Re: Pretty printing OWL FSS : request for preferences and samples

On 11 Mar 2015, at 16:30, Simon Spero <sesuncedu@gmail.com> wrote:

> I've been doing a little work on improving parts of the OWLAPI rendering code in order to render things in order (this makes a huge difference for VCS).
> 

Very happy to hear that.  Can we now use the OWLAPI to get fixed ordering of functional syntax and/or Manchester Syntax files?
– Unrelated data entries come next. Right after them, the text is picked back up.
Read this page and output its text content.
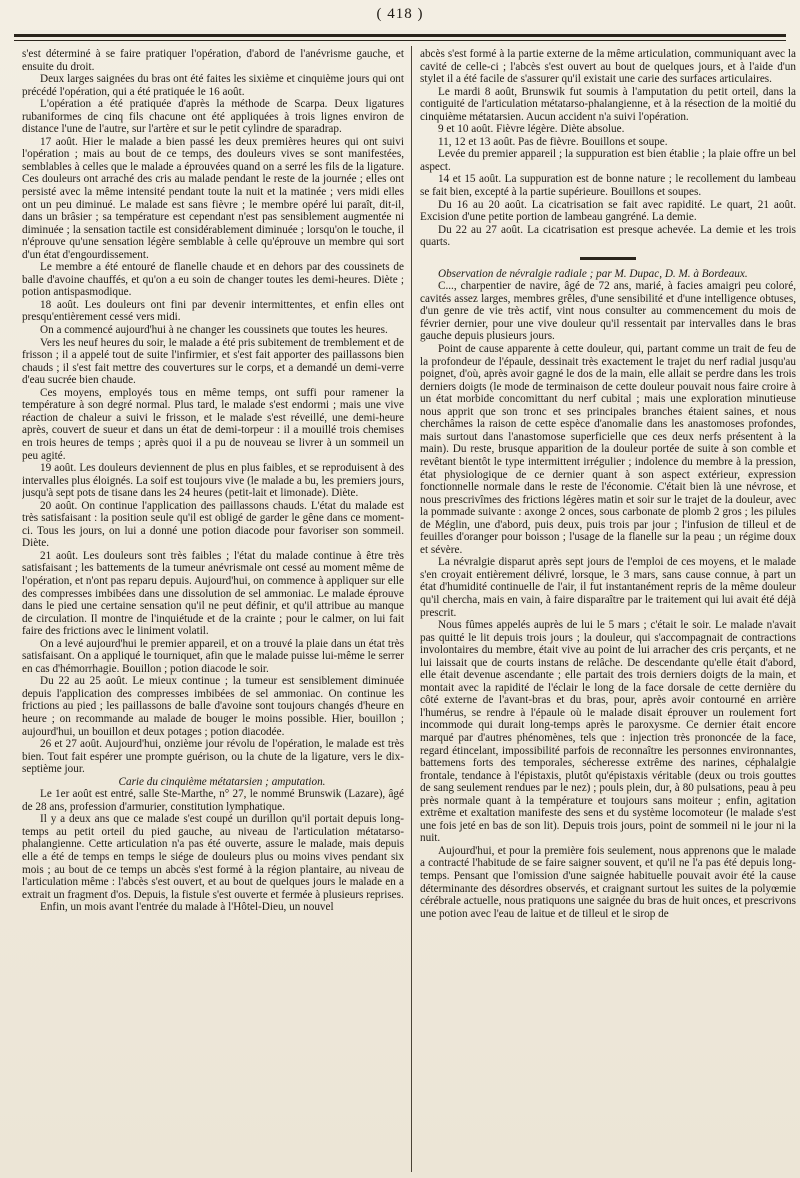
( 418 )

s'est déterminé à se faire pratiquer l'opération, d'abord de l'anévrisme gauche, et ensuite du droit.

Deux larges saignées du bras ont été faites les sixième et cinquième jours qui ont précédé l'opération, qui a été pratiquée le 16 août.

L'opération a été pratiquée d'après la méthode de Scarpa. Deux ligatures rubaniformes de cinq fils chacune ont été appliquées à trois lignes environ de distance l'une de l'autre, sur l'artère et sur le petit cylindre de sparadrap.

17 août. Hier le malade a bien passé les deux premières heures qui ont suivi l'opération ; mais au bout de ce temps, des douleurs vives se sont manifestées, semblables à celles que le malade a éprouvées quand on a serré les fils de la ligature. Ces douleurs ont arraché des cris au malade pendant le reste de la journée ; elles ont persisté avec la même intensité pendant toute la nuit et la matinée ; vers midi elles ont un peu diminué. Le malade est sans fièvre ; le membre opéré lui paraît, dit-il, dans un brâsier ; sa température est cependant n'est pas sensiblement augmentée ni diminuée ; la sensation tactile est considérablement diminuée ; lorsqu'on le touche, il n'éprouve qu'une sensation légère semblable à celle qu'éprouve un membre qui sort d'un état d'engourdissement.

Le membre a été entouré de flanelle chaude et en dehors par des coussinets de balle d'avoine chauffés, et qu'on a eu soin de changer toutes les demi-heures. Diète ; potion antispasmodique.

18 août. Les douleurs ont fini par devenir intermittentes, et enfin elles ont presqu'entièrement cessé vers midi.

On a commencé aujourd'hui à ne changer les coussinets que toutes les heures.

Vers les neuf heures du soir, le malade a été pris subitement de tremblement et de frisson ; il a appelé tout de suite l'infirmier, et s'est fait apporter des paillassons bien chauds ; il s'est fait mettre des couvertures sur le corps, et a demandé un demi-verre d'eau sucrée bien chaude.

Ces moyens, employés tous en même temps, ont suffi pour ramener la température à son degré normal. Plus tard, le malade s'est endormi ; mais une vive réaction de chaleur a suivi le frisson, et le malade s'est réveillé, une demi-heure après, couvert de sueur et dans un état de demi-torpeur : il a mouillé trois chemises en trois heures de temps ; après quoi il a pu de nouveau se livrer à un sommeil un peu agité.

19 août. Les douleurs deviennent de plus en plus faibles, et se reproduisent à des intervalles plus éloignés. La soif est toujours vive (le malade a bu, les premiers jours, jusqu'à sept pots de tisane dans les 24 heures (petit-lait et limonade). Diète.

20 août. On continue l'application des paillassons chauds. L'état du malade est très satisfaisant : la position seule qu'il est obligé de garder le gêne dans ce moment-ci. Tous les jours, on lui a donné une potion diacode pour favoriser son sommeil. Diète.

21 août. Les douleurs sont très faibles ; l'état du malade continue à être très satisfaisant ; les battements de la tumeur anévrismale ont cessé au moment même de l'opération, et n'ont pas reparu depuis. Aujourd'hui, on commence à appliquer sur elle des compresses imbibées dans une dissolution de sel ammoniac. Le malade éprouve dans le pied une certaine sensation qu'il ne peut définir, et qu'il attribue au manque de circulation. Il montre de l'inquiétude et de la crainte ; pour le calmer, on lui fait faire des frictions avec le liniment volatil.

On a levé aujourd'hui le premier appareil, et on a trouvé la plaie dans un état très satisfaisant. On a appliqué le tourniquet, afin que le malade puisse lui-même le serrer en cas d'hémorrhagie. Bouillon ; potion diacode le soir.

Du 22 au 25 août. Le mieux continue ; la tumeur est sensiblement diminuée depuis l'application des compresses imbibées de sel ammoniac. On continue les frictions au pied ; les paillassons de balle d'avoine sont toujours changés d'heure en heure ; on recommande au malade de bouger le moins possible. Hier, bouillon ; aujourd'hui, un bouillon et deux potages ; potion diacodée.

26 et 27 août. Aujourd'hui, onzième jour révolu de l'opération, le malade est très bien. Tout fait espérer une prompte guérison, ou la chute de la ligature, vers le dix-septième jour.

Carie du cinquième métatarsien ; amputation.

Le 1er août est entré, salle Ste-Marthe, n° 27, le nommé Brunswik (Lazare), âgé de 28 ans, profession d'armurier, constitution lymphatique.

Il y a deux ans que ce malade s'est coupé un durillon qu'il portait depuis long-temps au petit orteil du pied gauche, au niveau de l'articulation métatarso-phalangienne. Cette articulation n'a pas été ouverte, assure le malade, mais depuis elle a été de temps en temps le siége de douleurs plus ou moins vives pendant six mois ; au bout de ce temps un abcès s'est formé à la région plantaire, au niveau de l'articulation même : l'abcès s'est ouvert, et au bout de quelques jours le malade en a extrait un fragment d'os. Depuis, la fistule s'est ouverte et fermée à plusieurs reprises.

Enfin, un mois avant l'entrée du malade à l'Hôtel-Dieu, un nouvel

abcès s'est formé à la partie externe de la même articulation, communiquant avec la cavité de celle-ci ; l'abcès s'est ouvert au bout de quelques jours, et à l'aide d'un stylet il a été facile de s'assurer qu'il existait une carie des surfaces articulaires.

Le mardi 8 août, Brunswik fut soumis à l'amputation du petit orteil, dans la contiguité de l'articulation métatarso-phalangienne, et à la résection de la moitié du cinquième métatarsien. Aucun accident n'a suivi l'opération.

9 et 10 août. Fièvre légère. Diète absolue.

11, 12 et 13 août. Pas de fièvre. Bouillons et soupe.

Levée du premier appareil ; la suppuration est bien établie ; la plaie offre un bel aspect.

14 et 15 août. La suppuration est de bonne nature ; le recollement du lambeau se fait bien, excepté à la partie supérieure. Bouillons et soupes.

Du 16 au 20 août. La cicatrisation se fait avec rapidité. Le quart, 21 août. Excision d'une petite portion de lambeau gangréné. La demie.

Du 22 au 27 août. La cicatrisation est presque achevée. La demie et les trois quarts.

Observation de névralgie radiale ; par M. Dupac, D. M. à Bordeaux.

C..., charpentier de navire, âgé de 72 ans, marié, à facies amaigri peu coloré, cavités assez larges, membres grêles, d'une sensibilité et d'une intelligence obtuses, d'un genre de vie très actif, vint nous consulter au commencement du mois de février dernier, pour une vive douleur qu'il ressentait par intervalles dans le bras gauche depuis plusieurs jours.

Point de cause apparente à cette douleur, qui, partant comme un trait de feu de la profondeur de l'épaule, dessinait très exactement le trajet du nerf radial jusqu'au poignet, d'où, après avoir gagné le dos de la main, elle allait se perdre dans les trois derniers doigts (le mode de terminaison de cette douleur pouvait nous faire croire à un état morbide concomittant du nerf cubital ; mais une exploration minutieuse nous apprit que son tronc et ses principales branches étaient saines, et nous cherchâmes la raison de cette espèce d'anomalie dans les anastomoses profondes, mais surtout dans l'anastomose superficielle que ces deux nerfs présentent à la main). Du reste, brusque apparition de la douleur portée de suite à son comble et revêtant bientôt le type intermittent irrégulier ; indolence du membre à la pression, état physiologique de ce dernier quant à son aspect extérieur, expression fonctionnelle normale dans le reste de l'économie. C'était bien là une névrose, et nous prescrivîmes des frictions légères matin et soir sur le trajet de la douleur, avec la pommade suivante : axonge 2 onces, sous carbonate de plomb 2 gros ; les pilules de Méglin, une d'abord, puis deux, puis trois par jour ; l'infusion de tilleul et de feuilles d'oranger pour boisson ; l'usage de la flanelle sur la peau ; un régime doux et sévère.

La névralgie disparut après sept jours de l'emploi de ces moyens, et le malade s'en croyait entièrement délivré, lorsque, le 3 mars, sans cause connue, à part un état d'humidité continuelle de l'air, il fut instantanément repris de la même douleur qu'il chercha, mais en vain, à faire disparaître par le traitement qui lui avait été déjà prescrit.

Nous fûmes appelés auprès de lui le 5 mars ; c'était le soir. Le malade n'avait pas quitté le lit depuis trois jours ; la douleur, qui s'accompagnait de contractions involontaires du membre, était vive au point de lui arracher des cris perçants, et ne lui laissait que de courts instans de relâche. De descendante qu'elle était d'abord, elle était devenue ascendante ; elle partait des trois derniers doigts de la main, et montait avec la rapidité de l'éclair le long de la face dorsale de cette dernière du côté externe de l'avant-bras et du bras, pour, après avoir contourné en arrière l'humérus, se rendre à l'épaule où le malade disait éprouver un roulement fort incommode qui durait long-temps après le paroxysme. Ce dernier était encore marqué par d'autres phénomènes, tels que : injection très prononcée de la face, regard étincelant, impossibilité parfois de reconnaître les personnes environnantes, battemens forts des temporales, sécheresse extrême des narines, céphalalgie frontale, tendance à l'épistaxis, plutôt qu'épistaxis véritable (deux ou trois gouttes de sang seulement rendues par le nez) ; pouls plein, dur, à 80 pulsations, peau à peu près normale quant à la température et toujours sans moiteur ; enfin, agitation extrême et exaltation manifeste des sens et du système locomoteur (le malade s'est une fois jeté en bas de son lit). Depuis trois jours, point de sommeil ni le jour ni la nuit.

Aujourd'hui, et pour la première fois seulement, nous apprenons que le malade a contracté l'habitude de se faire saigner souvent, et qu'il ne l'a pas été depuis long-temps. Pensant que l'omission d'une saignée habituelle pouvait avoir été la cause déterminante des désordres observés, et craignant surtout les suites de la polyœmie cérébrale actuelle, nous pratiquons une saignée du bras de huit onces, et prescrivons une potion avec l'eau de laitue et de tilleul et le sirop de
> Now that this seems to be behaving, I'm feeling motivated to fix something that I've meant to poke at for a long time; the way that OWLAPI FSS renderers every axiom on a single line[1].
> 
> Whenever I need to format an even moderately complicated line says, I end up copying it in to an emacs buffer, and inserting line breaks and indentation by hand. 
> 
> Sometimes this  layout is formatting  for a \verbatim or a slide. These cases are  driven by space and aesthetic concerns, and are generally  hand tweaked anyway.
> 
> Generally I'm doing this to try and figure out what the difference is between two similar looking blobs of text (like a c-diff). This is a good fit with the needs of a VCS.
> 
> There are a number of issues to consider when rendering. Some of this is a tension between minimizing the size of line diffs and minimizing the use of vertical space.
> 
> For example:
> 
> * Should there always be a line break after an axiom annotation? What about after an annotation annotation+
> 
> * For axioms like EquivalentClasses, if all the class expressions will fit on a single line should they be rendered in a single line?
> 
> * If any expressions are too long to fit the target width, should all expressions be followed by a line break?
> 
> * If an axiom or expression is split over multiple lines, should closing parentheses be on their own line, like C/Java braces, or should they be grouped together, lisp-style?
> 
> * the closing parenthesis for "Ontology(" traditionally appears on a line by itself. This seems to be a special case; are there other cases where this is idiomatic?
> 
> The examples in the OWL 2 syntax specification are not uniform.
> 
> Does anybody have strong preferences? Otherwise I am likely  to err on the side of using more line breaks sake of simplicity.
> 
> Simon
> 
> [1] Except for literals that contain newlines.